Als es nur Großrechner gab, wurden nur diese angegriffen. Dann kamen die Desktop­rechner dazu, und auch sie wurden angegriffen. Das Gleiche passierte mit Laptops und Notebooks, und auch Smartphones wurden nach einer kurzen Schonfrist angegriffen, denn die Verbindung mit dem Internet machte die Angriffe noch leichter. Doch wie verhält es sich mit Angriffen auf andere Geräte, die man ans Internet anschließen kann – zum Beispiel Überwachungskameras?

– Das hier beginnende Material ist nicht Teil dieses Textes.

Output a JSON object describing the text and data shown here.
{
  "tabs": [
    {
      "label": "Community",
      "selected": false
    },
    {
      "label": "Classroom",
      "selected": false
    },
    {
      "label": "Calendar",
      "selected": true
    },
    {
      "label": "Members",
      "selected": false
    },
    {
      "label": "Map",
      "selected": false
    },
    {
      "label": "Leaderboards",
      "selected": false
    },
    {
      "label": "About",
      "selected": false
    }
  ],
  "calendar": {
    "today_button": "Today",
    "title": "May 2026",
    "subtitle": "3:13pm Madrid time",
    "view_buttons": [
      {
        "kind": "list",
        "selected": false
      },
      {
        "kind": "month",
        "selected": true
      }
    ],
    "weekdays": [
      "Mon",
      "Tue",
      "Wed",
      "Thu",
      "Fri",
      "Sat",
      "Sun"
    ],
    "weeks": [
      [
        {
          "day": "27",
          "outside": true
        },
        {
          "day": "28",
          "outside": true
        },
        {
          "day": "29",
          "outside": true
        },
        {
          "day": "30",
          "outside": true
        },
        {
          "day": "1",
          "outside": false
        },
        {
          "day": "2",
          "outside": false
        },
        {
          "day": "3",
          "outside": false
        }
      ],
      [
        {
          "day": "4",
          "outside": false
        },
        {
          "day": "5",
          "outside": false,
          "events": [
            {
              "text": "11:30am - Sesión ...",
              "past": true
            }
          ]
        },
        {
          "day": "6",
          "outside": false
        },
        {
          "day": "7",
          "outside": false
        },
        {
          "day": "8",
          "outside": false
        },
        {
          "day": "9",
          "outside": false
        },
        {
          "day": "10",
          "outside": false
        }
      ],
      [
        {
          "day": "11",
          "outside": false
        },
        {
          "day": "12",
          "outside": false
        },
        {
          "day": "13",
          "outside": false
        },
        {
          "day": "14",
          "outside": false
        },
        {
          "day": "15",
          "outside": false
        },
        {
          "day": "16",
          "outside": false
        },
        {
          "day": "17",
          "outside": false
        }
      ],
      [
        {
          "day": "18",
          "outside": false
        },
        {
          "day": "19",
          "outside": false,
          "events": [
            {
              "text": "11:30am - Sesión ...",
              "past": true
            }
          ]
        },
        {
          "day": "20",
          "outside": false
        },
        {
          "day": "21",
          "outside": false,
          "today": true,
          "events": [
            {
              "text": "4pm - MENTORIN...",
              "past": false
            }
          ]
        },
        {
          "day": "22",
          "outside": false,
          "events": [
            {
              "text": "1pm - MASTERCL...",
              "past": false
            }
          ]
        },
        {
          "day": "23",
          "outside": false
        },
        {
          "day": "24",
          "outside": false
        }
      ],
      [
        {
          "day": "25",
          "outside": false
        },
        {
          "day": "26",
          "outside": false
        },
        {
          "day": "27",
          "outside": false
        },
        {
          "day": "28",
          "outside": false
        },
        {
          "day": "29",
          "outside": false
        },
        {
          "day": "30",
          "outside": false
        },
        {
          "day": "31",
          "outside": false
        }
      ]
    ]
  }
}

Richtig, sie werden angegriffen, wobei es dabei oft reicht, sie mit passenden Google-Anfragen zu suchen und aufzurufen. Ein Angriff ist mangels Zugriffsschutz oft gar nicht nötig [1]. So, und was passiert wohl, wenn jemand auf die Idee kommt, in eine digitale Spiegelreflexkamera (DSLR) einen Ethernetanschluss einzubauen [2] und gleich noch einen WLAN-Adapter zusätzlich anzubieten [3]? Richtig, jemand anderes kommt auf die Idee, die Kamera darüber anzugreifen. In diesem Fall sind das zum Glück keine Cyberkriminellen, sondern Sicherheitsforscher. Es ist aber wahrscheinlich, dass die Cyberkriminellen auch irgendwann auf diesen Zug aufspringen werden. Wie wäre es zum Beispiel mit Ransomware, um die gerade geschossenen Fotos zu verschlüsseln und erst nach Zahlung eines Lösegelds wieder zu entschlüsseln? Was mit dem NAS gelingt [4], könnte immerhin auch mit der DSLR möglich sein.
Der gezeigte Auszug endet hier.